Billing by the hour or day means customers are renting your time rather than buying a result, which means your business model lacks leverage. To grow, you need to either work harder or hire more people. Since it can take months to ramp up new employees, and you’re probably working as hard as you possibly can, fast growth is just about impossible.
One of the main factors that acquirers look for in the businesses they invest in is your company’s growth potential. Simply put, they want to know how fast they could grow your business, and nothing diminishes your growth potential more than selling your time.
Billing by the hour can also drag down your customer’s satisfaction with your business — because customers dislike being charged this way. They know you’re incentivized to lengthen the time a project takes, while they want a solution in the shortest possible time. This misalignment leads to unhappy customers, who are suspicious of your motives, which can destroy the value of your business.
Peddling time also invites competition. When you sell your time, you allow customers to compare you with others offering the same service. This can lead to downward pricing pressure and lower margins as you become commoditized.
How Likeable Media stopped selling time
Carrie and Dave Kerpen started Likeable Media, a social media agency, in 2006. Facebook was emerging as a dominant platform, and companies such as Likeable Media were trying to figure out how to monetize users of their platform.
The Kerpens started selling their time, but quickly realized the limitations of an hourly billing model. They realized that customers didn’t want to buy their time. Instead, Likeable customers wanted to buy social content. Marketers wanted a video they could post to their Facebook feed, or a blog post they could publish on their site.
The Kerpens decided to switch from an hourly billing model to the Content Credit System. They assigned each piece of content several credits. For example, a tweet might be one credit, a written blog post might be ten, and a video might cost twenty credits. Customers signed up for an annual allotment of credits they could roll over month to month.
The Content Credit System transformed Likeable Media for the better. To begin with, customers were no longer buying time. Instead, they were happy to pay for tangible output rather than trying to scrutinize an hourly bill. The credits also made it easier for Likeable’s Account Managers to upsell customers. They no longer needed to justify why a particular project would take more time. Instead, they suggested that customers buy more credits if they needed more content.

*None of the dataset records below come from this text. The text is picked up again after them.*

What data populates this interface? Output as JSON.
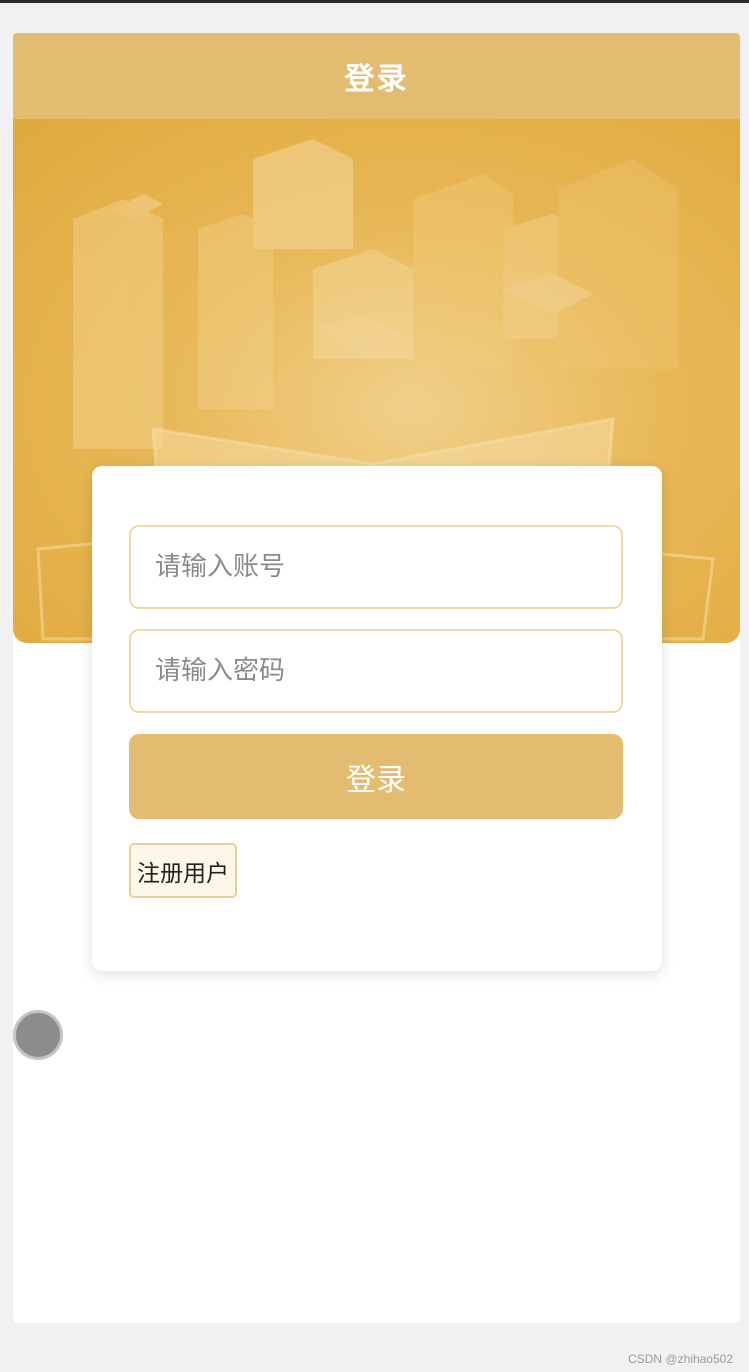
{
  "header": {
    "title": "登录"
  },
  "login_form": {
    "account_placeholder": "请输入账号",
    "account_value": "",
    "password_placeholder": "请输入密码",
    "password_value": "",
    "login_label": "登录",
    "register_label": "注册用户"
  },
  "watermark": "CSDN @zhihao502",
  "colors": {
    "brand": "#e3bc72",
    "hero_light": "#f0d08a",
    "hero_dark": "#e0a93c",
    "field_border": "#efd9a9",
    "float_dot": "#8c8c8c"
  }
}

The Kerpens’ innovative billing approach also created recurring revenue because The Content Credit System relied on annual contracts renewed each year.
The Content Credit System also transformed Likeable’s cash flow because customers paid for their credits upfront.
Most importantly, the Content Credit System enabled the Kerpens to stop selling their time and build a team. By 2020, Likeable was up to more than 50 full-time employees and they caught the attention of 10Pearls, a digital strategy company which acquired Likeable Media for 8.5 times EBITDA, a healthy premium over a typical marketing agency.
The moral of the story? If your goal is to grow a more valuable company, stop selling your time and start selling your customer something they really value – results.